GAN may have the ability to learn the complete distribution of data when given “sufficiently large” deep networks, sample size, and computation time36. To utilize GAN to learn the characteristics of IDH-mutant glioblastoma, we first optimized the sample size for StyleGAN2, until GAN provided sufficiently realistic imaging data without artifacts. We then trained GAN with the images available for IDH-mutant high-grade astrocytomas to generate synthetic images and transfer them to IDH-mutant glioblastomas. This provided important evidence about training on a rare disease, generating certain types of images, such that style transfer could be useful for a pre-trained network to improve image quality (image reality). Subsequently, a specific outcome, such as a certain molecular subtype or diagnosis, would be appropriate in a latent space. The synthetic images created in the present study showed similar but not identical morphology to the training dataset, providing a smooth transition in the latent space37 with the GAN network.

Two-channel GAN was able to simultaneously generate contrast-enhanced T1-weighted (CE-T1w) and FLAIR images. This is important for GAN-based synthetic images because both images are necessary to characterize IDH mutations and may be useful for data augmentation in deep learning. Two-channel GAN can fully determine the morphologic characteristics of conventional imaging data predictive of IDH mutation, including focal patch enhancement within areas of high signal intensity on FLAIR8,9, and distinct margins of non-enhancing lesions8,10 determined by high signal intensity on FLAIR without contrast enhancement. Univariate analysis of all three models, the real, synthetic, and augmented models, yielded the same predictive factors, indicating that the distribution of morphologic variations was similar for real and synthetic data, and suggesting that the use of synthetic data for diagnostic training was feasible.

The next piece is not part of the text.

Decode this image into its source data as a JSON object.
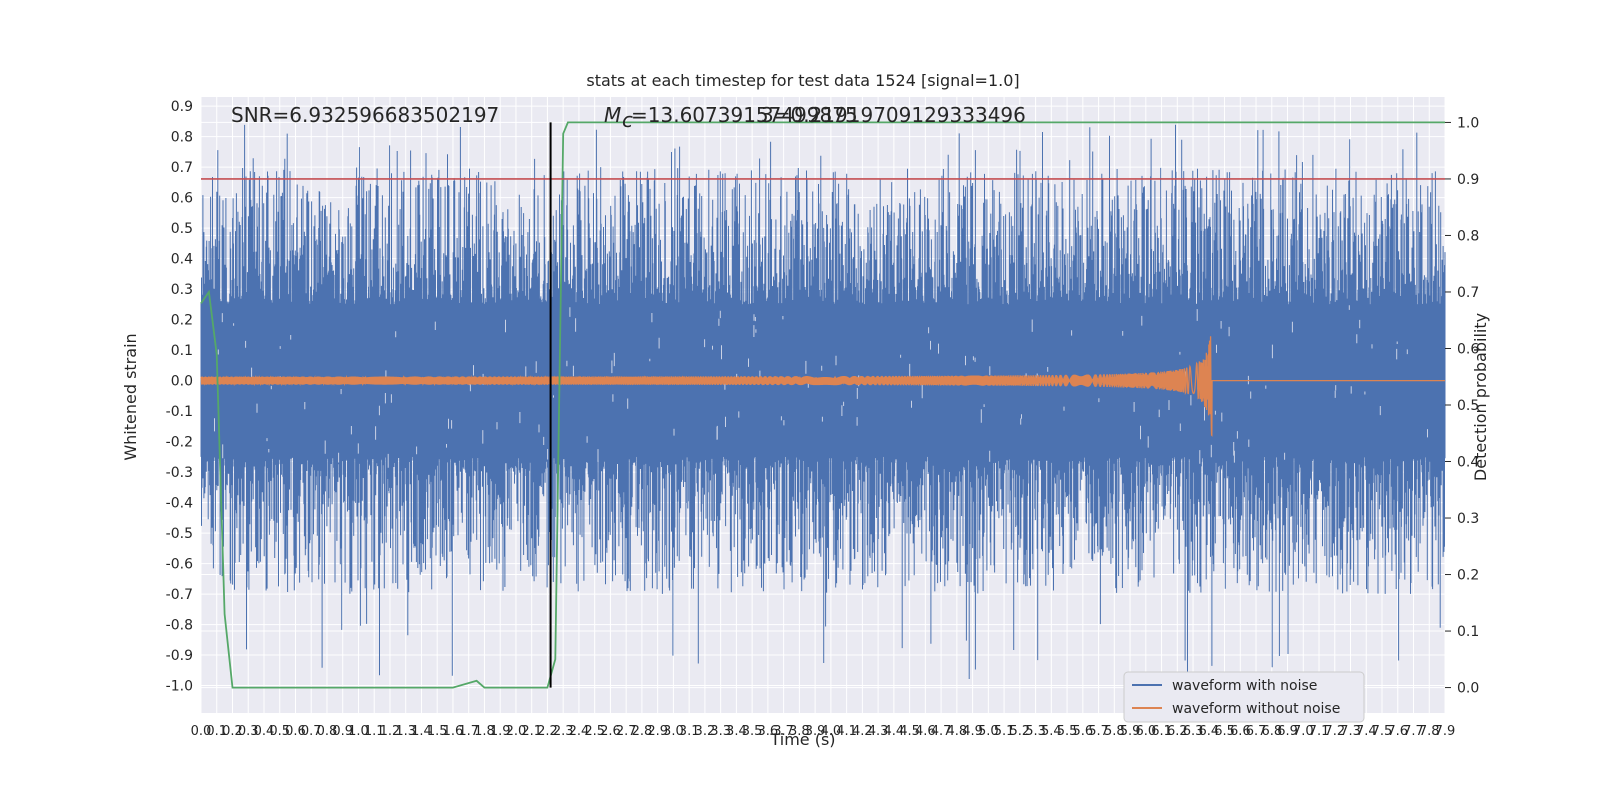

This study had several limitations. First, synthetic data were generated from IDH-mutant high-grade astrocytomas, not solely from glioblastomas, in which patchy enhancing patterns were more frequent. High-grade astrocytomas were included in GAN training because the IDH-mutant glioblastomas available for GAN training was small. Second, although this study included qualitative imaging features from structural MRI with high reproducibility in several studies8,9,38, physiologic imaging biomarkers can be helpful in differentiating IDH-mutant glioblastoma, demonstrating less aggressive imaging features with higher ADC values and less hyperperfusion on CBV than IDH-wild type glioblastoma38,39,40. Also, characteristics imaging phenotype of T2/FLAIR mismatch sign41,42 will be a future topic of image generation. The application of GAN for multi-contrast MRI generation has been previously proposed16,17, and generation of ADC and CBV are future goals to pursue, while adding quantitative analysis will improve the accuracy of molecular prediction. Third, sampling from GAN networks was random. The development of diagnostic models may depend on the sampling method. A more objective analysis requires the methodologic construction and testing of multiple diagnostic models, as well as their statistical improvement in the future.

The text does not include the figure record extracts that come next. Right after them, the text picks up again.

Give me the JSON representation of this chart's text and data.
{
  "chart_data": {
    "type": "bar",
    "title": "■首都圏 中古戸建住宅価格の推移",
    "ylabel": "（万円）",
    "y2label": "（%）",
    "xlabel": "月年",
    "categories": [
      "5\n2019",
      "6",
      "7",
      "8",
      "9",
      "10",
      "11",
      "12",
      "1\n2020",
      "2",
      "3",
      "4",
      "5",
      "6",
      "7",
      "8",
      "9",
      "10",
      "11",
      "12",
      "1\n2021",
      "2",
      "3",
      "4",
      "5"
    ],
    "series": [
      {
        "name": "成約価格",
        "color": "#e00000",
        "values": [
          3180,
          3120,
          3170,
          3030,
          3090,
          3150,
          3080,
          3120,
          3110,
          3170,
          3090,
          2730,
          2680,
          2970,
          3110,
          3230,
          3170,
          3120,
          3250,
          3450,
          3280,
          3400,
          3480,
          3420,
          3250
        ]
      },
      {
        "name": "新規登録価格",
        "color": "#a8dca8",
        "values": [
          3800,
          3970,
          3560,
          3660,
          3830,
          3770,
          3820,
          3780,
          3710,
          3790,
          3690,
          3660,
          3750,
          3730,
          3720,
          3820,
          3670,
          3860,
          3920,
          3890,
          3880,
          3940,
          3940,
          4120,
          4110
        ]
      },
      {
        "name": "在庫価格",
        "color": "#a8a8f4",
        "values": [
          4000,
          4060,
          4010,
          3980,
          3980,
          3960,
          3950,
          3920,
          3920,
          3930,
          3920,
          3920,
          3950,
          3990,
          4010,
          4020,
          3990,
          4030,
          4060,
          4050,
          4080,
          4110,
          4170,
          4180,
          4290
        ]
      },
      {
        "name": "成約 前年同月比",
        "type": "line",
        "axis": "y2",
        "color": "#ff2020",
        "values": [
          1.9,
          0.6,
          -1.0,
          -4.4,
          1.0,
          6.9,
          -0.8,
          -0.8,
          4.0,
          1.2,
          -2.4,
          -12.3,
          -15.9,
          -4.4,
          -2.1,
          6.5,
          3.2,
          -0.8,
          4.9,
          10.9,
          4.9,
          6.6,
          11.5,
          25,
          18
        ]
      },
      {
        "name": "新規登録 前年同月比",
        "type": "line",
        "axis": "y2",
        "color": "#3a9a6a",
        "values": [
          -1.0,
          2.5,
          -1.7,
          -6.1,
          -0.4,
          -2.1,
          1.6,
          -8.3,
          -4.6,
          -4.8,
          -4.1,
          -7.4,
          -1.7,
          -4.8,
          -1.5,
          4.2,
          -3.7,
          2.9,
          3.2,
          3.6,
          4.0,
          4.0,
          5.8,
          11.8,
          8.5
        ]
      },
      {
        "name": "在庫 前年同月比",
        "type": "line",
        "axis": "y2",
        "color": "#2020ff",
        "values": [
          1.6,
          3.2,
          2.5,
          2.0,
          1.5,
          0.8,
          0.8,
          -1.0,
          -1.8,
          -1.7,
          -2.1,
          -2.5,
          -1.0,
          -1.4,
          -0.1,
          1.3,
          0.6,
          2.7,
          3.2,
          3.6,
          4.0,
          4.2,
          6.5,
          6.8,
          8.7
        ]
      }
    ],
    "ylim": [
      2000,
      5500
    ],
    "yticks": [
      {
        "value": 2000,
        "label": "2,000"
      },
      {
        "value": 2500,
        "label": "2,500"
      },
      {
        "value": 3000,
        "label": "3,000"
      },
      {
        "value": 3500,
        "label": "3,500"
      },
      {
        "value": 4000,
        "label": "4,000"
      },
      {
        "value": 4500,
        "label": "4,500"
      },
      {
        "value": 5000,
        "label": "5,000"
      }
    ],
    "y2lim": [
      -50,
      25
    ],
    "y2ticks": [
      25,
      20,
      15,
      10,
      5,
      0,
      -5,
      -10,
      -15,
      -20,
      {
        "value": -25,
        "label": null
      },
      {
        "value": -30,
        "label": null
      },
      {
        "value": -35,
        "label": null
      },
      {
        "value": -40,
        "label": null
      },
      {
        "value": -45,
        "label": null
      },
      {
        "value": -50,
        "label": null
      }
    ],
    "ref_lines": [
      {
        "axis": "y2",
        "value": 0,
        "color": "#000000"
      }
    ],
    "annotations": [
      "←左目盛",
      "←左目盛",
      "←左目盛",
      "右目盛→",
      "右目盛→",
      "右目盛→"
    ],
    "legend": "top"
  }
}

In conclusion, the GAN-based synthetic images yielded morphologically variable, realistic but unseen IDH-mutant glioblastomas, and they were useful as realistic training sets to improve diagnostic performance. Our results provided evidence that synthetic IDH-mutant glioblastomas improved the visual diagnosis of tumors with IDH mutations and demonstrated the potential to improve noninvasive identification of IDH-mutant tumors, thus overcoming the small sample size inherent in imaging-based genomic and molecular prediction.